Ai Dei celesti, ed ai mortali in terra.”


[…]


“E l’uom superbo altero,

Ch’è di ragion dotato,

Credesi riserbato

Su gli enti a dominar.


[…]


Ma dalle Donne vinto

Per man del Dio d’amore,

De’ bruti al domatore

Dà leggi la beltà.”


E ancora innumerevoli estratti di amori pastorali, resi con abilità, raramente banali, se non nelle prime produzioni e in qualche ode-canzonetta meno ispirata.


Di particolare interesse anche un sonetto, dove l’Innocenza viene sedotta da Amore e, ricevendo in dono delle rose, le stringe al proprio petto, provocandosi ferite sanguinose; a tale vista, l’Innocenza restituisce i fiori e le impreviste afflizioni.
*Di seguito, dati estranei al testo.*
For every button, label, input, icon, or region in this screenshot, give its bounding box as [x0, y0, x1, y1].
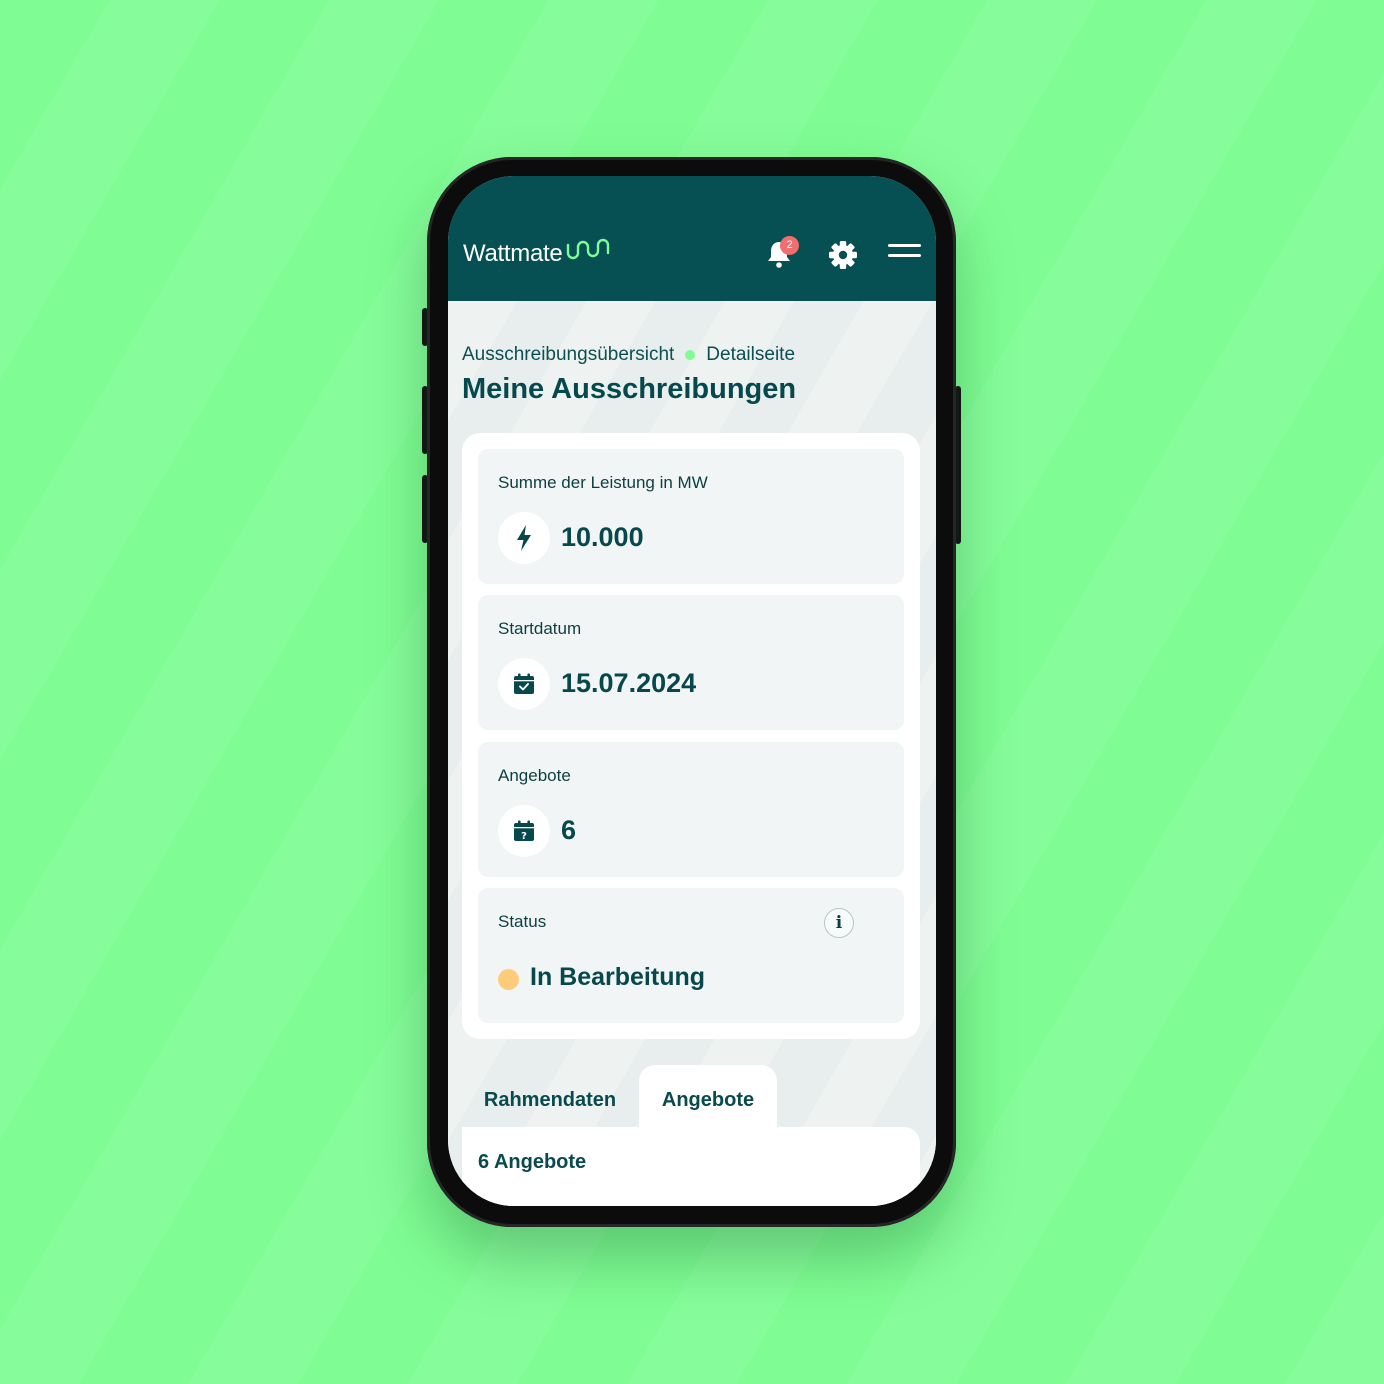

Un ultimo componimento mi ha colpito in modo particolare: un ritratto di Apollo che insegue Dafne, che diventa simbolo dell’anelito artistico e creativo dell’uomo, che cerca di congiungersi alla natura, senza poterci mai riuscire (circostanza che assume ancora maggiore significato se letta nel contesto arcadico in cui la nostra autrice operava); il disincanto del dio si manifesta nella chiusa, con l’amara consapevolezza che la sua mano, che prima cercava di ghermire le carni della giovane, rimane con un pugno di foglie, e la bellezza di quella fanciulla resterà per sempre inaccessibile alla sua ragione, irrimediabilmente inafferrabile:


[…]


“Trarti sperava ad abbellir natura,

Sperava di mortal farti immortale,

E inspirato da te sulla mia Lira

Offrire inni ad Amor, e ch’ei placato

Dovesse fra di noi scherzar superbo.


[…]


E de’ miei figli ti vedrà la terra;

Anche il trisulco fulmine di Giove

Rispettarti saprà … Ma tu non m’odi!

E mentre di te penso, e a te favello,

Dafne, per sempre ai lumi miei t’ascondi.”


Concludo questo sintetico intervento con poche considerazioni: Fortunata Fantastici è stata una delle poche poetesse italiane ad avere talento, personalità, e ad operare con tanta genuina passione e amore per la poesia, vissuta non come mero vezzo d’accademia o velleità da salotto; nei suoi versi stilla autentica la vita della donna, i suoi pensieri, le sue riflessioni sulle condizioni delle donne del suo tempo, sui valori universali che tormentano gli esseri umani, dal mondo antico a quello della sua epoca.


Non credo che Fortunata – ah, ironia del suo nome! – abbia avuto la meritata fama e stima, nella storia della nostra letteratura: offritele pure un’occasione e provate a conoscerla meglio.


Basta un po’ di pazienza e una stampante.